When Matisse arrived in Nice in late 1918, he was at a pivotal moment of reassessment and renewal in his career. “My idea is to push further and deeper into true painting,” he wrote to his wife Amélie on 13 January 1919 (quoted in H. Spurling, Matisse the Master, New York, 2007, p. 223). During the First World War, he had come close to pure abstraction in a series of monumental, radically austere canvases; now, nearing age fifty and with his reputation as a leader of the avant-garde firmly established, he was determined to reconquer the ground that he had given up along the way.
“I first worked as an Impressionist, directly from nature; I later sought concentration and more intense expression both in line and color,” he explained to an interviewer back in Paris that June, “and then, of course, I had to sacrifice other values to a certain degree, corporeality and spatial depth, the richness of detail. Now I want to combine it all” (quoted in J. Flam, ed., Matisse on Art, Berkeley, 1995, pp. 75-76).

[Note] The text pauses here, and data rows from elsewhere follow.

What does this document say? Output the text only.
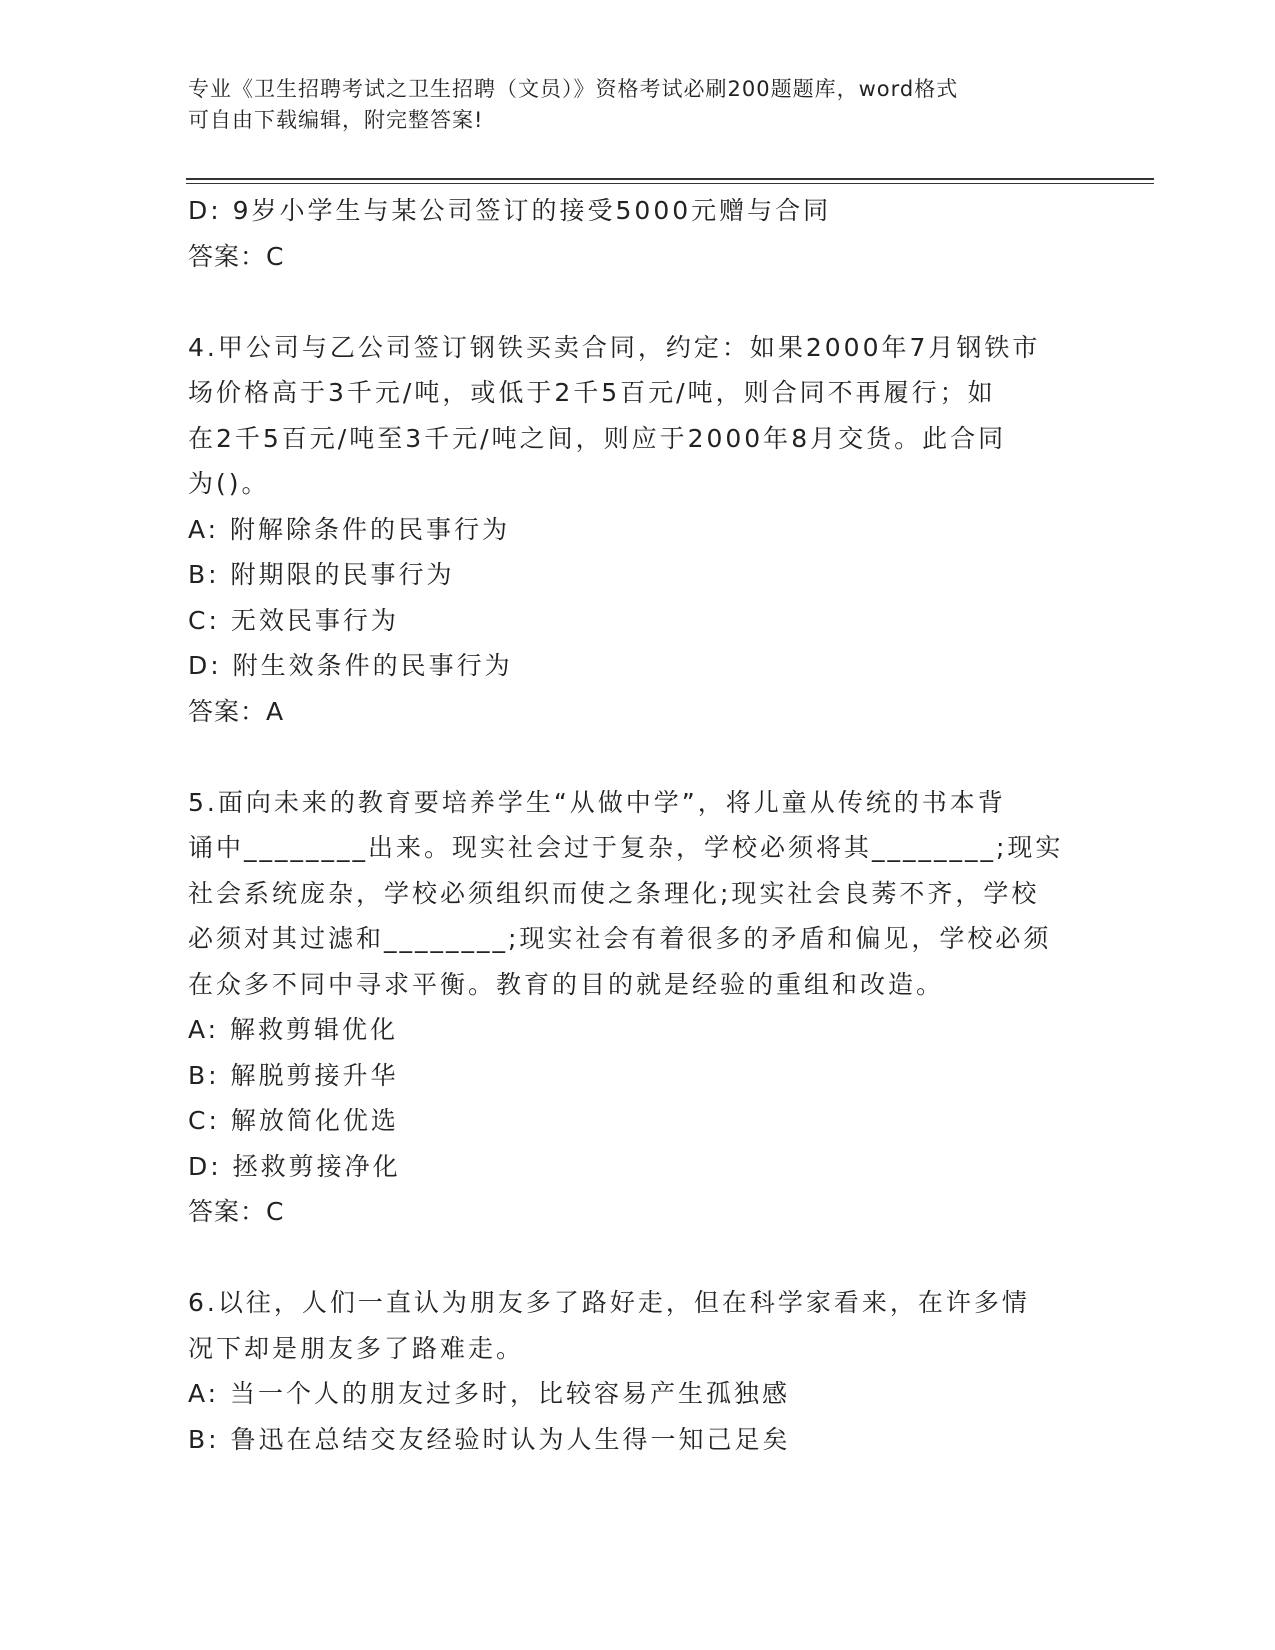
专业《卫生招聘考试之卫生招聘（文员）》资格考试必刷200题题库，word格式
可自由下载编辑，附完整答案!
D: 9岁小学生与某公司签订的接受5000元赠与合同
答案：C
4.甲公司与乙公司签订钢铁买卖合同，约定：如果2000年7月钢铁市
场价格高于3千元/吨，或低于2千5百元/吨，则合同不再履行；如
在2千5百元/吨至3千元/吨之间，则应于2000年8月交货。此合同
为()。
A: 附解除条件的民事行为
B: 附期限的民事行为
C: 无效民事行为
D: 附生效条件的民事行为
答案：A
5.面向未来的教育要培养学生“从做中学”，将儿童从传统的书本背
诵中________出来。现实社会过于复杂，学校必须将其________;现实
社会系统庞杂，学校必须组织而使之条理化;现实社会良莠不齐，学校
必须对其过滤和________;现实社会有着很多的矛盾和偏见，学校必须
在众多不同中寻求平衡。教育的目的就是经验的重组和改造。
A: 解救剪辑优化
B: 解脱剪接升华
C: 解放简化优选
D: 拯救剪接净化
答案：C
6.以往，人们一直认为朋友多了路好走，但在科学家看来，在许多情
况下却是朋友多了路难走。
A: 当一个人的朋友过多时，比较容易产生孤独感
B: 鲁迅在总结交友经验时认为人生得一知己足矣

The Hôtel Mediterranée provided Matisse with a fertile, expansive environment for these artistic experiments. “An old and good hotel!” he recounted. “I stayed there four years [1918-1921] for the pleasure of painting. Do you remember the light we had through the shutters? It came from below as if from theater footlights. Everything was fake, absurd, amazing, delicious” (quoted in exh. cat., op. cit., 1986, p. 24). In the present painting, one of the muslin curtains that flanked the French doors is visible at far left; sunlight filters through the sheer white fabric and falls across the dressing table, glinting on the glass vase and creating a patchwork of light and shadow.
This material luminosity—“a light so soft and tender, despite its brilliance,” Matisse wrote to Charles Camoin in 1918—is here contrasted with the black surface of the mirror, which generates an abstract radiance that seems to emanate from the painting itself. The mirror establishes the internal plane of the picture, in counterpoint to the recessive foreground space that contains the floral bouquet. “A will to rhythmic abstraction was battling with my natural, innate desire for rich, warm, generous colors and forms, in which the arabesque strove to establish its supremacy,” Matisse later recalled. “From this duality issued works that, overcoming my inner constraints, were realized in the union of poles” (interview with André Verdet, 1951 in J. Flam, ed., op. cit., 1995, p. 272).
The present canvas is the largest of three contemporaneous still lifes in which Matisse juxtaposed the iconic oval mirror with a slender, elongated glass vase. In one variant, the mirror naturalistically reflects the interior of the artist’s hotel room; in the other, not only the mirror but the entire ground is painted solid black (see exh. cat., op. cit., 1986, pls. 78 and 80, respectively).
The vase may have been one of the supplied furnishings of the Hôtel Mediterranée or, more likely, an object that Matisse expressly procured in Nice, perhaps attracted by its feminine curves—a stand-in for the live model—or the way that its shape echoed the decorative balustrade of his room’s balcony. Like Cézanne, Matisse had favorite still-life objects that frequently recurred in his repertory of forms, acting as a controlled set of variables that enabled him to test new pictorial solutions. “All my life I worked in front of the same objects,” he explained, “which gave me the force of reality by directing my mind toward all that these objects had gone through for me and with me” (quoted in Matisse in the Studio, exh. cat., Museum of Fine Arts, Boston, 2017, p. 48).